UPDATE: A new version has been posted. Read about it here.

This page has been accessed 552 times. .
Comments :v

1. Dennis van Remortel02/15/2010 05:04:10 AM


2. Ben Langhinrichs02/15/2010 10:41:56 AM

Terrific resource, Rich! Thanks for making this available.

3. David Schaffer02/15/2010 01:46:49 PM

I can't open the downloaded database. Says it has local encryption.

4. Richard Schwartz02/15/2010 02:06:34 PM

No wonder zip didn't shrink it previously! That really should have been a clue for me to look at the encryption.

I'm in the process of posting a non-encrypted version, zipped.

5. Richard Schwartz02/15/2010 02:25:10 PM

Non-encrypted version is now posted -- in zip file this time, and the link in the article has been updated to point to it.

6. vesoftware11/05/2013 10:17:33 PM

Agen Bola Promo 100% SBOBET IBCBET Casino Poker Tangkas Online
ITUPOKER.COM AGEN POKER ONLINE INDONESIA TERPERCAYA : Toko belanja online murah, Promo heboh jual barang hanya Rp 1,-

7. ninest12304/23/2016 04:47:08 AM

8. gabbar bhaijaan12/15/2016 06:58:21 AM

9. kiss day01/14/2017 12:42:05 AM
Homepage: http://

[URL=]kiss day images[/URL]
[URL=]kiss day images 2017[/URL]
[URL=]kiss day quotes 2017[/URL]
[URL=]kiss day sms 2017[/URL]
[URL=]kiss day pictures 2017[/URL]

10. kiss day01/14/2017 12:45:49 AM
Homepage: http://

<a href=""></a>
<a href="">kiss day images 2017</a>
<a href="">kiss day images</a>
<a href="">kiss day 2017</a>
<a href="">kiss day quotes 2017</a>
<a href="">kiss day sms 2017</a>
<a href="">kiss day pictures 2017</a>

11. kiss day01/14/2017 12:47:14 AM
Homepage: http://

12. Ranbirkapoor01/25/2017 01:48:10 AM

Pretty nice information. it has a better understanding. thanks for spending time on it.

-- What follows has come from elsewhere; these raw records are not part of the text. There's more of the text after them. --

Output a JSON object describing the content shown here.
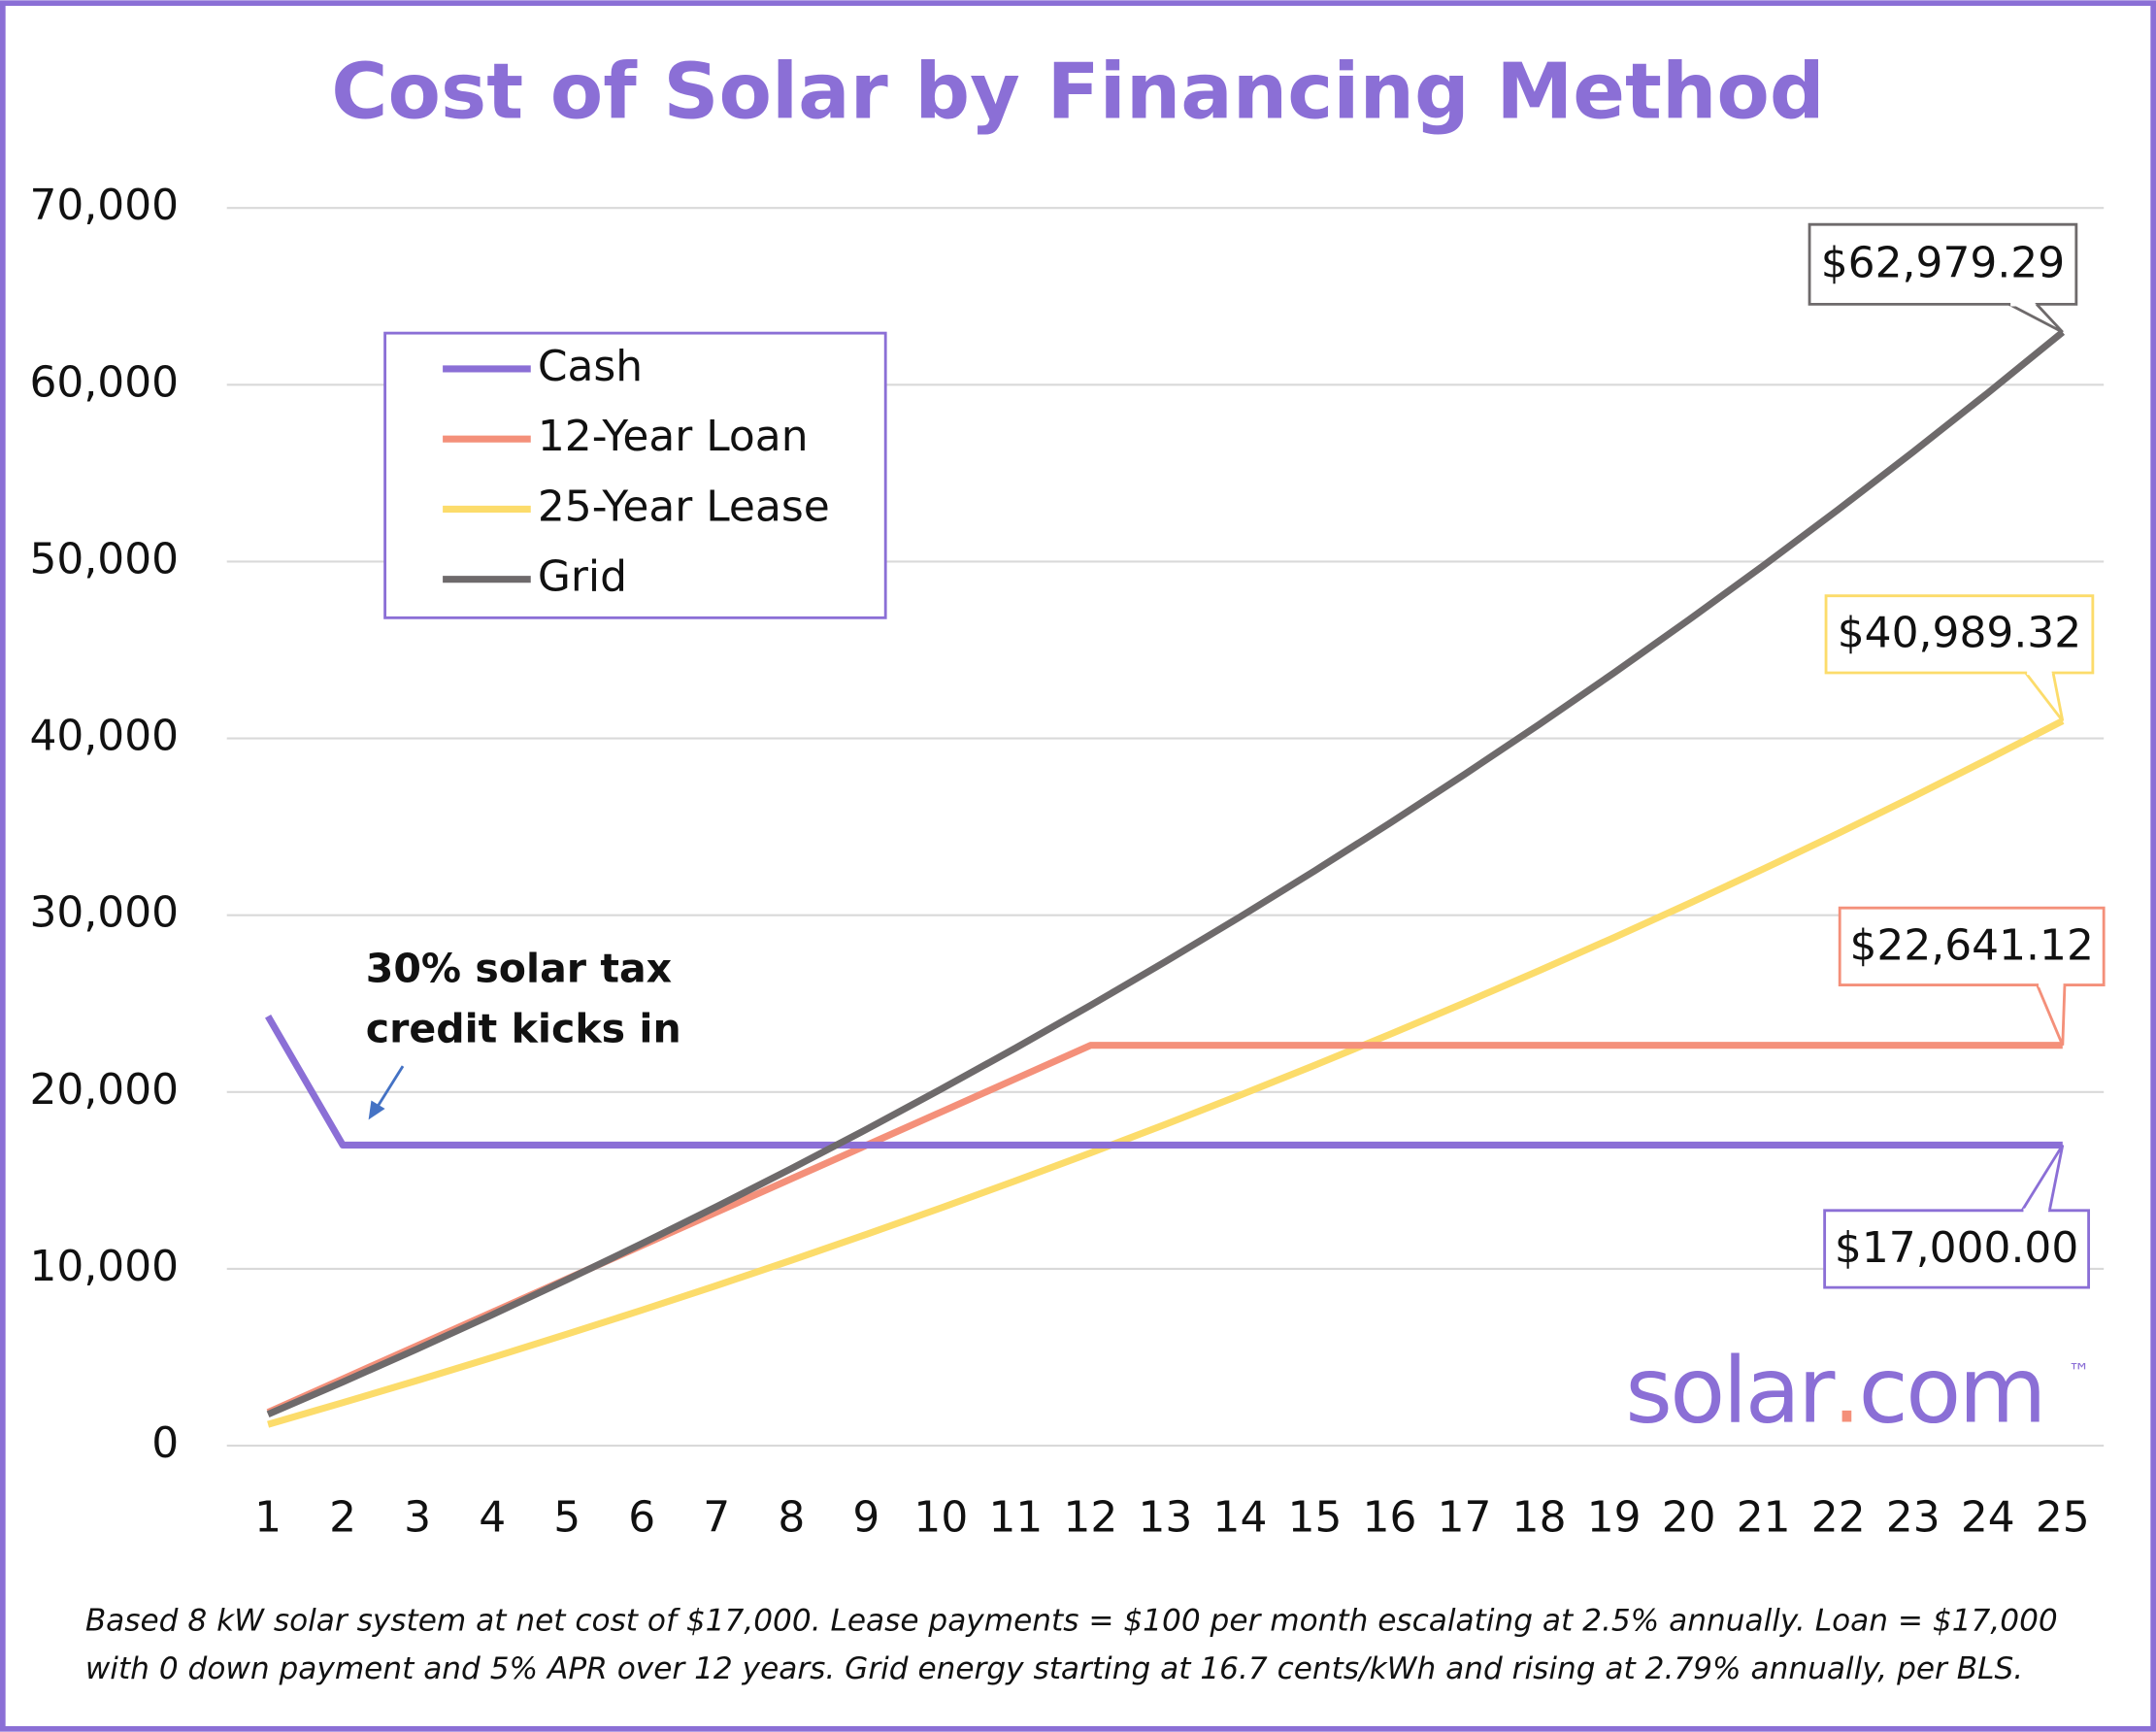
{
  "chart_data": {
    "type": "line",
    "title": "Cost of Solar by Financing Method",
    "x": [
      1,
      2,
      3,
      4,
      5,
      6,
      7,
      8,
      9,
      10,
      11,
      12,
      13,
      14,
      15,
      16,
      17,
      18,
      19,
      20,
      21,
      22,
      23,
      24,
      25
    ],
    "xlim": [
      0.45,
      25.55
    ],
    "xticks": [
      1,
      2,
      3,
      4,
      5,
      6,
      7,
      8,
      9,
      10,
      11,
      12,
      13,
      14,
      15,
      16,
      17,
      18,
      19,
      20,
      21,
      22,
      23,
      24,
      25
    ],
    "ylim": [
      0,
      70000
    ],
    "yticks": [
      0,
      {
        "value": 10000,
        "label": "10,000"
      },
      {
        "value": 20000,
        "label": "20,000"
      },
      {
        "value": 30000,
        "label": "30,000"
      },
      {
        "value": 40000,
        "label": "40,000"
      },
      {
        "value": 50000,
        "label": "50,000"
      },
      {
        "value": 60000,
        "label": "60,000"
      },
      {
        "value": 70000,
        "label": "70,000"
      }
    ],
    "grid": true,
    "legend": "upper left",
    "series": [
      {
        "name": "Cash",
        "color": "#8b6fd6",
        "values": [
          24285.71,
          17000,
          17000,
          17000,
          17000,
          17000,
          17000,
          17000,
          17000,
          17000,
          17000,
          17000,
          17000,
          17000,
          17000,
          17000,
          17000,
          17000,
          17000,
          17000,
          17000,
          17000,
          17000,
          17000,
          17000.0
        ],
        "value_labels": [
          null,
          null,
          null,
          null,
          null,
          null,
          null,
          null,
          null,
          null,
          null,
          null,
          null,
          null,
          null,
          null,
          null,
          null,
          null,
          null,
          null,
          null,
          null,
          null,
          "$17,000.00"
        ]
      },
      {
        "name": "12-Year Loan",
        "color": "#f4907a",
        "values": [
          1886.76,
          3773.52,
          5660.28,
          7547.04,
          9433.8,
          11320.56,
          13207.32,
          15094.08,
          16980.84,
          18867.6,
          20754.36,
          22641.12,
          22641.12,
          22641.12,
          22641.12,
          22641.12,
          22641.12,
          22641.12,
          22641.12,
          22641.12,
          22641.12,
          22641.12,
          22641.12,
          22641.12,
          22641.12
        ],
        "value_labels": [
          null,
          null,
          null,
          null,
          null,
          null,
          null,
          null,
          null,
          null,
          null,
          null,
          null,
          null,
          null,
          null,
          null,
          null,
          null,
          null,
          null,
          null,
          null,
          null,
          "$22,641.12"
        ]
      },
      {
        "name": "25-Year Lease",
        "color": "#fcdc6b",
        "values": [
          1200,
          2430,
          3690.75,
          4983.02,
          6307.6,
          7665.29,
          9056.92,
          10483.34,
          11945.42,
          13444.05,
          14980.15,
          16554.65,
          18168.51,
          19822.72,
          21518.29,
          23256.25,
          25037.66,
          26863.6,
          28735.19,
          30653.57,
          32619.91,
          34635.41,
          36701.3,
          38818.84,
          40989.32
        ],
        "value_labels": [
          null,
          null,
          null,
          null,
          null,
          null,
          null,
          null,
          null,
          null,
          null,
          null,
          null,
          null,
          null,
          null,
          null,
          null,
          null,
          null,
          null,
          null,
          null,
          null,
          "$40,989.32"
        ]
      },
      {
        "name": "Grid",
        "color": "#6e6a6b",
        "values": [
          1775,
          3600,
          5476,
          7405,
          9387,
          11424,
          13518,
          15671,
          17883,
          20158,
          22496,
          24899,
          27369,
          29908,
          32518,
          35200,
          37958,
          40792,
          43706,
          46701,
          49779,
          52944,
          56196,
          59540,
          62979.29
        ],
        "value_labels": [
          null,
          null,
          null,
          null,
          null,
          null,
          null,
          null,
          null,
          null,
          null,
          null,
          null,
          null,
          null,
          null,
          null,
          null,
          null,
          null,
          null,
          null,
          null,
          null,
          "$62,979.29"
        ]
      }
    ],
    "annotation": [
      "30% solar tax",
      "credit kicks in"
    ],
    "logo": [
      "solar",
      ".",
      "com"
    ],
    "trademark": "™",
    "footnote": [
      "Based 8 kW solar system at net cost of $17,000. Lease payments = $100 per month escalating at 2.5% annually. Loan = $17,000",
      "with 0 down payment and 5% APR over 12 years. Grid energy starting at 16.7 cents/kWh and rising at 2.79% annually, per BLS."
    ]
  }
}
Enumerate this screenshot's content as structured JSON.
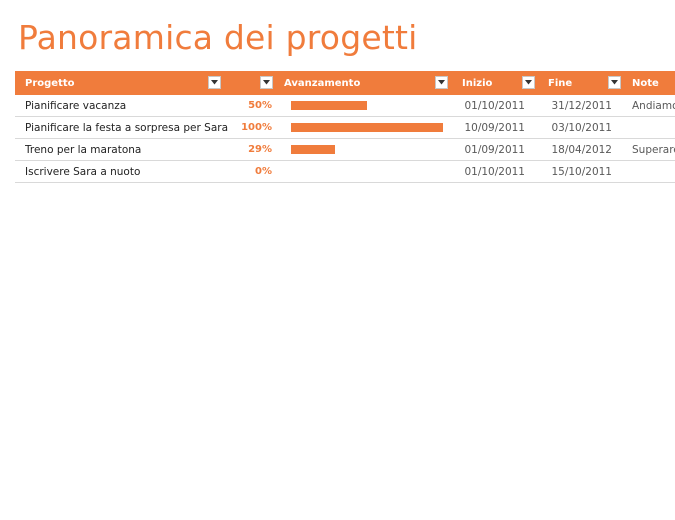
{
  "title": "Panoramica dei progetti",
  "colors": {
    "accent": "#f07c3c",
    "row_border": "#d9d9d9"
  },
  "header": {
    "project": "Progetto",
    "progress": "Avanzamento",
    "start": "Inizio",
    "end": "Fine",
    "notes": "Note",
    "filter_icon": "filter-dropdown-icon"
  },
  "rows": [
    {
      "name": "Pianificare vacanza",
      "percent_label": "50%",
      "progress": 0.5,
      "start": "01/10/2011",
      "end": "31/12/2011",
      "note": "Andiamo"
    },
    {
      "name": "Pianificare la festa a sorpresa per Sara",
      "percent_label": "100%",
      "progress": 1.0,
      "start": "10/09/2011",
      "end": "03/10/2011",
      "note": ""
    },
    {
      "name": "Treno per la maratona",
      "percent_label": "29%",
      "progress": 0.29,
      "start": "01/09/2011",
      "end": "18/04/2012",
      "note": "Superare"
    },
    {
      "name": "Iscrivere Sara a nuoto",
      "percent_label": "0%",
      "progress": 0.0,
      "start": "01/10/2011",
      "end": "15/10/2011",
      "note": ""
    }
  ]
}
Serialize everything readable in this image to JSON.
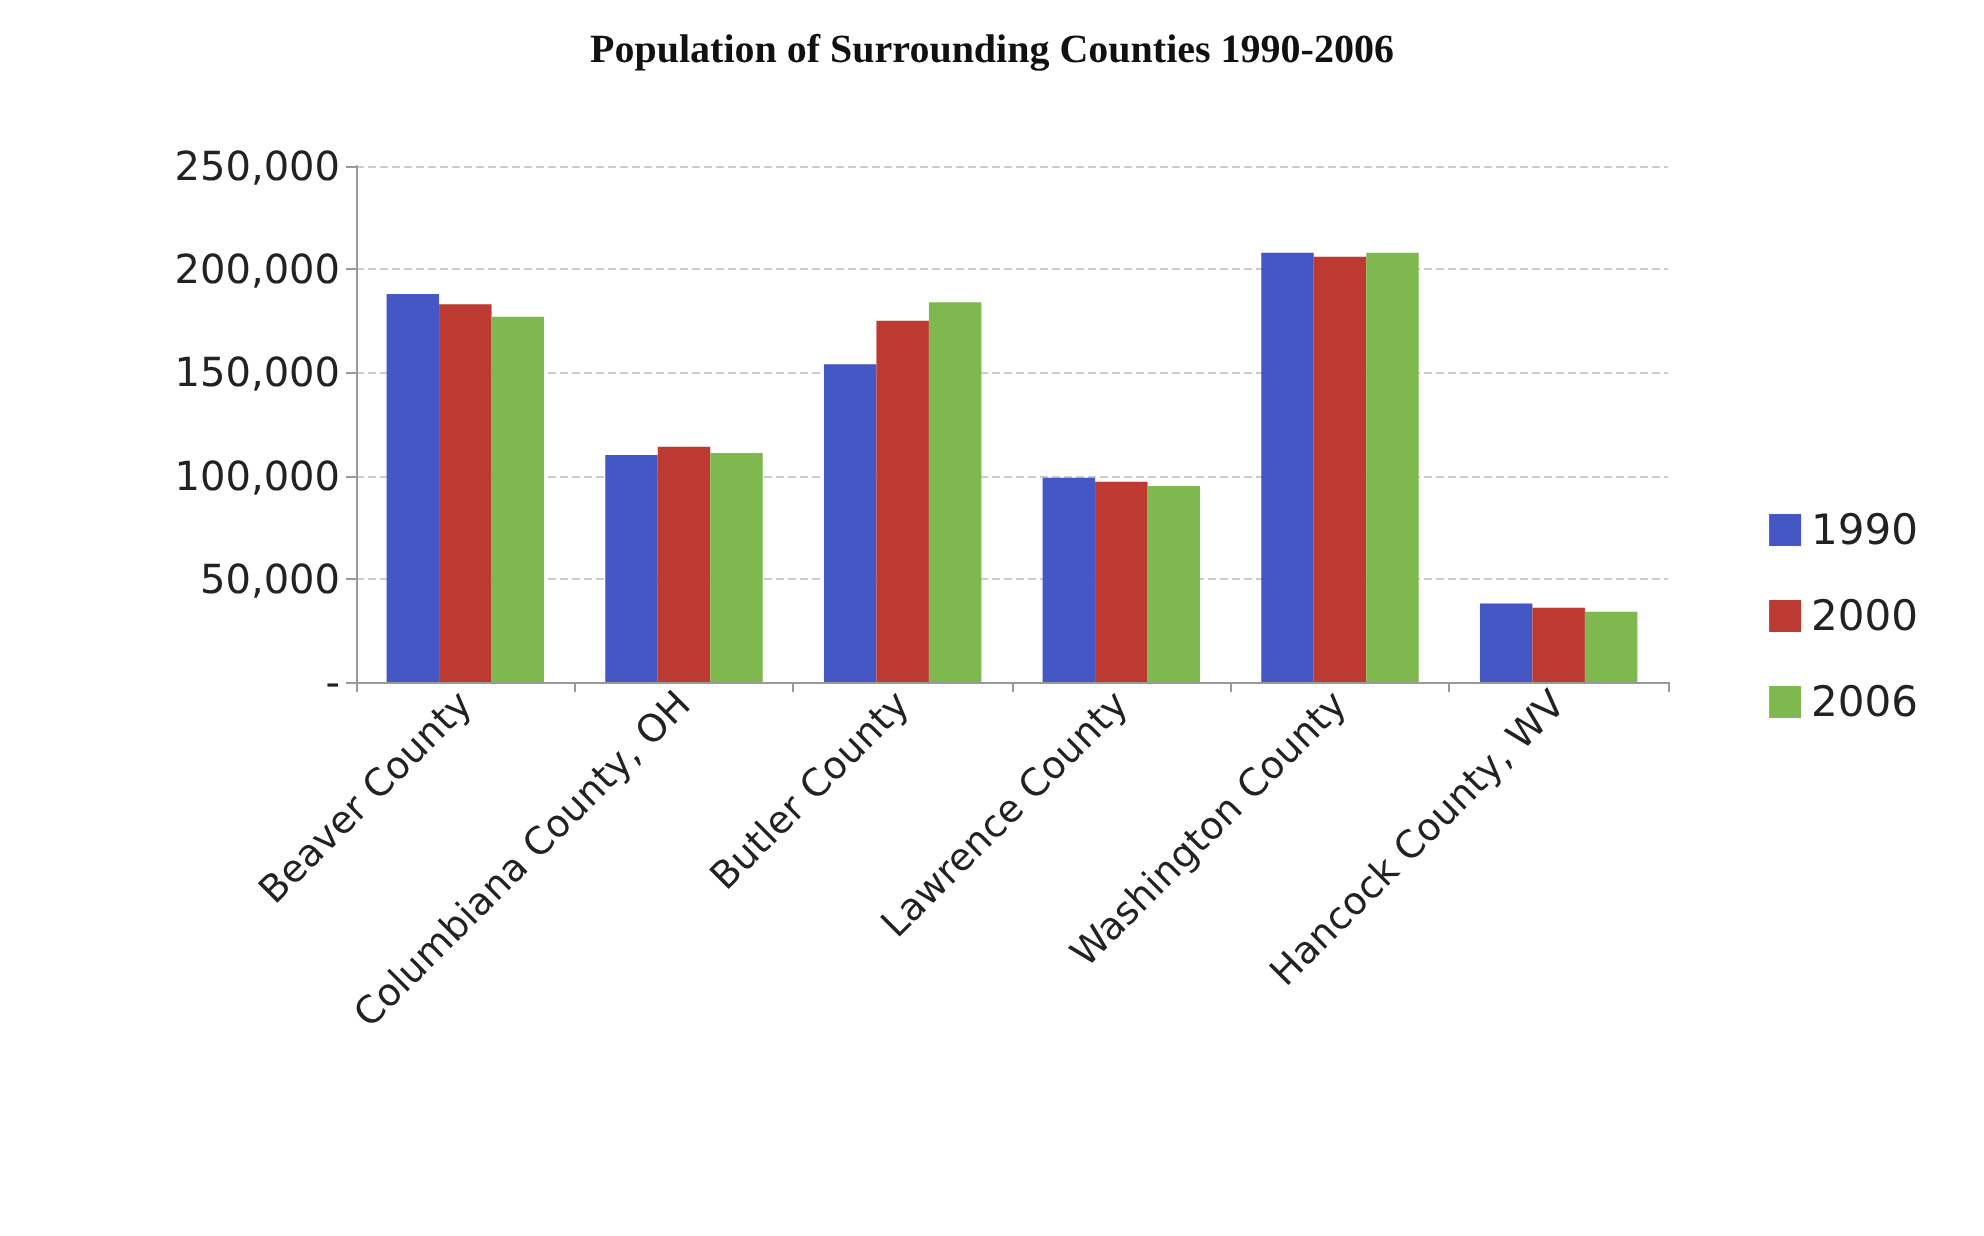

13. nike air max03/14/2017 05:16:29 AM

kate spade handbags
coach factory outlet
Coach Outlet Store Online
Michael Kors Outlet
polo outlet
Polo Ralph Lauren Outlet Store
yeezy boost 350
Red Bottom Shoes
adidas nmd
Christian Louboutin Outlet
true religion outlet
true religion jeans outlet
Pandora Jewelry
Ferragamo Shoes
North Face Jackets
Polo Ralph Lauren Outlet
kate spade outlet
Ray Ban Sunglasses
Coach Outlet Store Online
Coach Factory Outlet Online
Coach Outlet Online
Coach Outlet
Michael Kor Factory Outlet
Michael Kors Outlet Online
Michael Kors Outlet
Michael Kors Factory Outlet Online
michael kors outlet
Coach Outlet Clearance
Michael Kors Online
Coach Outlet online
Michael Kors Outlet Online
nike shoes
nike outlet
cheap Jordan
retro jordan shoes
tory burch outlet
tory burch sale
oakley outlet online
cheap oakley sungalsses
ray ban outlet online
ray ban sunglasses outlet
coach outlet
the north face outlet
Michael Kors Bags
Coach Factory Outlet
north face jackets
Coach Outlet

14. yaoxuemei11/29/2017 12:52:57 AM

15. chenlixiang12/08/2017 05:46:11 AM

Enter Comments^

Email addresses provided are not made available on this site.

You can use UUB Code in your posts.

[b]bold[/b]  [i]italic[/i]  [u]underline[/u]  [s]strikethrough[/s]

URL's will be automatically converted to Links

:-x :cry: :laugh: :-( :cool: :huh: :-) :angry: :-D ;-) :-p :grin: :rolleyes: :-\ :emb: :lips: :-o
bold italic underline Strikethrough

Remember me    

Monthly Archive
Responses Elsewhere

About The Schwartz


All opinions expressed here are my own, and do not represent positions of my employer.